La sécheresse estivale, marquée en Plaine de la Crau et dans tout le secteur, fragilise davantage les arbres que dans une région plus humide : moins d'eau disponible, du bois qui se dessèche plus vite, et donc davantage de branches mortes et cassantes chaque année, notamment sur les sujets déjà âgés qu'on trouve dans certains jardins du quartier La Monaque.
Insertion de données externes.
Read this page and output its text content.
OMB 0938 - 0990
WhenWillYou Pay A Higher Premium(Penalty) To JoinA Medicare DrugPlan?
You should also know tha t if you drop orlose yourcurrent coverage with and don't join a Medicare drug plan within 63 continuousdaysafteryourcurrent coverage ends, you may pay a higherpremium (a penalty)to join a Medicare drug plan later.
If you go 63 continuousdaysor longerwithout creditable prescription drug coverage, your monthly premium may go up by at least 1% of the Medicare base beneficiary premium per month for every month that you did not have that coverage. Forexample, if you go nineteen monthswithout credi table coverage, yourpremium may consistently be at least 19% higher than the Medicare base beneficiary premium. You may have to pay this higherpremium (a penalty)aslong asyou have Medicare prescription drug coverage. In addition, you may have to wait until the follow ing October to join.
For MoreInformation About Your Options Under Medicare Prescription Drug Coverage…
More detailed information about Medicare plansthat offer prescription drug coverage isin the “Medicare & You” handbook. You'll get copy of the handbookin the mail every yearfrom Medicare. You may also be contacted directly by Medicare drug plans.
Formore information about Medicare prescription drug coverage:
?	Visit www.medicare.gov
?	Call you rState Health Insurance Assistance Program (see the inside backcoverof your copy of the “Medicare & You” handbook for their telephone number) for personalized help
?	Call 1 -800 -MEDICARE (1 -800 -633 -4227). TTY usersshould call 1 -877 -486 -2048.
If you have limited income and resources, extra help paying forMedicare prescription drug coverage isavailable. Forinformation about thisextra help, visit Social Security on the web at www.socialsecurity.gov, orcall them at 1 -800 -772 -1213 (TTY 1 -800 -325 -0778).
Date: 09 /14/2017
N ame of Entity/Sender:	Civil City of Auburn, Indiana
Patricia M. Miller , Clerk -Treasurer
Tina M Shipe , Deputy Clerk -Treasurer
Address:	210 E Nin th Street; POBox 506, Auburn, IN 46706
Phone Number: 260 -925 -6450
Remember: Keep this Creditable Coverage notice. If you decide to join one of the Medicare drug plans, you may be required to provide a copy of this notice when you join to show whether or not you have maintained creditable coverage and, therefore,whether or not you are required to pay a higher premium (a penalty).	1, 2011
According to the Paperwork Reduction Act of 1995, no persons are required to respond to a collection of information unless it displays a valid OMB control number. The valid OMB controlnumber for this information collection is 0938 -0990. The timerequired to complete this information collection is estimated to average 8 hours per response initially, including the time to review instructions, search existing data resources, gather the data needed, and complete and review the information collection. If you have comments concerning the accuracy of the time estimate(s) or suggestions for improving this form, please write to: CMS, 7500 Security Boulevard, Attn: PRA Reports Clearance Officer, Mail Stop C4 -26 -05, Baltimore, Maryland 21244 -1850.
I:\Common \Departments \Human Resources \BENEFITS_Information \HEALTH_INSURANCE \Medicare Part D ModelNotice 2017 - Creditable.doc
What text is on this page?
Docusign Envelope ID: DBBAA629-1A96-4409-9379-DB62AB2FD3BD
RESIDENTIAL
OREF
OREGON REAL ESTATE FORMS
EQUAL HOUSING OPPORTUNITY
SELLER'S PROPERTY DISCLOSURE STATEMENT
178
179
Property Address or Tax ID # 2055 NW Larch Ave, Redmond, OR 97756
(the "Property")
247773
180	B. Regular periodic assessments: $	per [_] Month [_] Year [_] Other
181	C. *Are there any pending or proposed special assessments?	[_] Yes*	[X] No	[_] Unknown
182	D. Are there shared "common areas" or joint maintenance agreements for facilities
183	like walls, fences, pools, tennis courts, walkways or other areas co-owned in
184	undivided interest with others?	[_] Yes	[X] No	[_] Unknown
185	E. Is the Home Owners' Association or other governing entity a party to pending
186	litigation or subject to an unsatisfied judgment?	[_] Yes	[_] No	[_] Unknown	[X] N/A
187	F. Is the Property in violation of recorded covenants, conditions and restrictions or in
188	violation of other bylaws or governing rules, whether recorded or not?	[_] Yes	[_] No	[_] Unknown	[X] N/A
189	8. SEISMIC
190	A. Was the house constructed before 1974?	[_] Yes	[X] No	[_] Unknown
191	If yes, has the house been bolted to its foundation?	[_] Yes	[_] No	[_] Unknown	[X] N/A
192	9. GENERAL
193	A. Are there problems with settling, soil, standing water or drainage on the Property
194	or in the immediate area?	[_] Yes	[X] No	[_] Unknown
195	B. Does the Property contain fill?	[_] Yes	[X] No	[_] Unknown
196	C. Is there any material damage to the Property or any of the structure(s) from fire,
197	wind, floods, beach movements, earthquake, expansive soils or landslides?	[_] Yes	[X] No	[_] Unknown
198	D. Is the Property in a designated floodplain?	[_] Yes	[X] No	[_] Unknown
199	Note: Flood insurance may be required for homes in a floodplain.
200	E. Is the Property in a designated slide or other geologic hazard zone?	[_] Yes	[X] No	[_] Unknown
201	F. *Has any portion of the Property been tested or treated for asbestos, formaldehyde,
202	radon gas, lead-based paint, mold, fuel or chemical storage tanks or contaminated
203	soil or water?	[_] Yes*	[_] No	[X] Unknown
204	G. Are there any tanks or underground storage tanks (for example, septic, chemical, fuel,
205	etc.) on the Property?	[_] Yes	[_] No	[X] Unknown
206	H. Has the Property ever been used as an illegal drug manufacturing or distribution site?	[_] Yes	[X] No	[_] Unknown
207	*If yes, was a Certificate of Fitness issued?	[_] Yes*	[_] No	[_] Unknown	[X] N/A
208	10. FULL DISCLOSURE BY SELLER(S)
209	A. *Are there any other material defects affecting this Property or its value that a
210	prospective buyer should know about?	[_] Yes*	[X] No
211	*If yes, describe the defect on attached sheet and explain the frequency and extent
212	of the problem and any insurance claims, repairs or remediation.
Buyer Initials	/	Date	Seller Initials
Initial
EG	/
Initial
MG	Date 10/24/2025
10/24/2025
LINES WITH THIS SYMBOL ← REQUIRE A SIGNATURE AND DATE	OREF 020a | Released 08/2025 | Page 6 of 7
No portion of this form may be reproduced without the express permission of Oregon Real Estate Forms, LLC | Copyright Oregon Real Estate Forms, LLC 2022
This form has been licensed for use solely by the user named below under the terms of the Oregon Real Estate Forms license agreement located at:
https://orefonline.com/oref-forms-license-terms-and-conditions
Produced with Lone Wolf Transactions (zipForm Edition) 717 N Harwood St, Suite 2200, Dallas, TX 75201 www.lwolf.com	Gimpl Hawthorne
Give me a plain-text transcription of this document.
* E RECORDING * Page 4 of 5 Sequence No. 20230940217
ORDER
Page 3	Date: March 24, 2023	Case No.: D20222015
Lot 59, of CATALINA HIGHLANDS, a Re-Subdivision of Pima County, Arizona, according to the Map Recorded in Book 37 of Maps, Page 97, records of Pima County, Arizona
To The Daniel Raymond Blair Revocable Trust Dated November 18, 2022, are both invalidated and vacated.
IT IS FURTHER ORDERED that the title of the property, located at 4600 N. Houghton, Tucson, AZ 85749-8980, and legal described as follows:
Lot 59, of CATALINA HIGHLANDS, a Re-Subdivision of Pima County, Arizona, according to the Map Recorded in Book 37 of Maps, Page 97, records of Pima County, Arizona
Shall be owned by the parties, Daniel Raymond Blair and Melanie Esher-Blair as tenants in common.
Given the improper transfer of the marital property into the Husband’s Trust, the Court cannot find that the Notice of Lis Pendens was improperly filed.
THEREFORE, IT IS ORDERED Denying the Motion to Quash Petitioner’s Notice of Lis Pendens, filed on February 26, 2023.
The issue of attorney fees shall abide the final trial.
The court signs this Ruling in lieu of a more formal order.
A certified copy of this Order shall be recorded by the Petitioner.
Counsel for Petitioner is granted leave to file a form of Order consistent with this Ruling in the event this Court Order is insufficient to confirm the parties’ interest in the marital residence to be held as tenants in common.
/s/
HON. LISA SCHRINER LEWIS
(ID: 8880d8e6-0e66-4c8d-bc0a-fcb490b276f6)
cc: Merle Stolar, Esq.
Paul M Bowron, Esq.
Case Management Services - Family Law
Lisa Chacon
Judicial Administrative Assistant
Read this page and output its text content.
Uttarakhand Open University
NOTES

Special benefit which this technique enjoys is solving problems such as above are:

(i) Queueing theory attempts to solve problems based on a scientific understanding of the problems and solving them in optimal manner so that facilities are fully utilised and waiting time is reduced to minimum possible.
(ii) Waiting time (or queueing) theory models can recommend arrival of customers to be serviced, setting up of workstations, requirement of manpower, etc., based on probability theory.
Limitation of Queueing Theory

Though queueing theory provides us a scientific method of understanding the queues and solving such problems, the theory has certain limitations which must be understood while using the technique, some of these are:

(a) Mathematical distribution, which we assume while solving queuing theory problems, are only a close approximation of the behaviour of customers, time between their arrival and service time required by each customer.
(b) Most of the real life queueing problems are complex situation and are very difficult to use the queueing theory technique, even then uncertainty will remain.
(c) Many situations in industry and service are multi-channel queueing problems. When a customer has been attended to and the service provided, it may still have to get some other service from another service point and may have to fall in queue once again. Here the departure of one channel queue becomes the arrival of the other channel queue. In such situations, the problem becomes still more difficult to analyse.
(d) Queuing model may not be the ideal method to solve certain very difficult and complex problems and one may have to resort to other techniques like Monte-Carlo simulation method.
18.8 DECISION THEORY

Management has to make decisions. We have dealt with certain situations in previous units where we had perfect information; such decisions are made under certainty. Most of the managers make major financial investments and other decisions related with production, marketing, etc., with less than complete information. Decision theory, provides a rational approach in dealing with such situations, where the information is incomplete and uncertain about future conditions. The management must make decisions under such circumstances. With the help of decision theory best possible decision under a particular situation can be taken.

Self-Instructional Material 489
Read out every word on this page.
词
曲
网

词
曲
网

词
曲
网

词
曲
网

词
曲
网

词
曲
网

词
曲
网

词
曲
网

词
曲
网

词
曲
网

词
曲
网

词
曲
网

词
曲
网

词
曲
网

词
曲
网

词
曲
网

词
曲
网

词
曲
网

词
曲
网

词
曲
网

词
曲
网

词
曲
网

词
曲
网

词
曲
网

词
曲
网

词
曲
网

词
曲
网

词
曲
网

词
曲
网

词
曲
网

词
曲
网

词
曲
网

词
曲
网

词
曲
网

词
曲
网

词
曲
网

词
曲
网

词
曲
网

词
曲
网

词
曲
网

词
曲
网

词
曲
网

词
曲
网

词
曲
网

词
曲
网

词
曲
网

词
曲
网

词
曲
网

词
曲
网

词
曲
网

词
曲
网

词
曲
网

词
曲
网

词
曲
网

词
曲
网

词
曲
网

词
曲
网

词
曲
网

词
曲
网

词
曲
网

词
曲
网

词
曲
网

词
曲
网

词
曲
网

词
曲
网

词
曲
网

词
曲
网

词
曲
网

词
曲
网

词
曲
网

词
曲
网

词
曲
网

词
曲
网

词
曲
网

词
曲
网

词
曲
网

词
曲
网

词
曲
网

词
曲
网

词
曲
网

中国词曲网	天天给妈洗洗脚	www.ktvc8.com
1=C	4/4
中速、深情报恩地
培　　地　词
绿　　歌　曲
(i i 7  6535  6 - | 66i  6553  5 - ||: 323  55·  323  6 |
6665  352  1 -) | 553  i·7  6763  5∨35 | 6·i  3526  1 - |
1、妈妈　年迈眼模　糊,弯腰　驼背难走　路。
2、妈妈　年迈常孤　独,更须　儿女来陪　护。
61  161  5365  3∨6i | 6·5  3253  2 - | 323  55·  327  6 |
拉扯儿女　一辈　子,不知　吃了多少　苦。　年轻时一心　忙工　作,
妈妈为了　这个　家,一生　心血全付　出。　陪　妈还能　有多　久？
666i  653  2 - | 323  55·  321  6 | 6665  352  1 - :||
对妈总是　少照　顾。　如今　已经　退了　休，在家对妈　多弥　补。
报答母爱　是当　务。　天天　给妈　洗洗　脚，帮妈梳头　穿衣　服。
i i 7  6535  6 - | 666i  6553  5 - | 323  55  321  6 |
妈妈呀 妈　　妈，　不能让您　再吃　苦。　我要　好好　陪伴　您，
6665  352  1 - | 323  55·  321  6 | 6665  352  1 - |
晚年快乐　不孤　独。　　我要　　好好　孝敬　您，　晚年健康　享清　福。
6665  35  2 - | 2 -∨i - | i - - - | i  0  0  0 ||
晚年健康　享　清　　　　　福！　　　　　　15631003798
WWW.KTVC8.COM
Le risque concret, c'est la chute. Une branche morte au-dessus d'une terrasse, d'une allée de jardin ou d'un stationnement peut tomber sans prévenir, et le danger grimpe nettement après un coup de mistral qui secoue tout le houppier. Un arbre qui semblait stable la veille peut lâcher son bois mort du jour au lendemain.
C'est pour cette raison qu'un élagueur intervient avec du balisage au sol et des équipements de protection individuelle adaptés, quand grimper soi-même dans un arbre affaibli, sans formation ni matériel de sécurité, revient à prendre un risque que rien ne justifie pour économiser une intervention.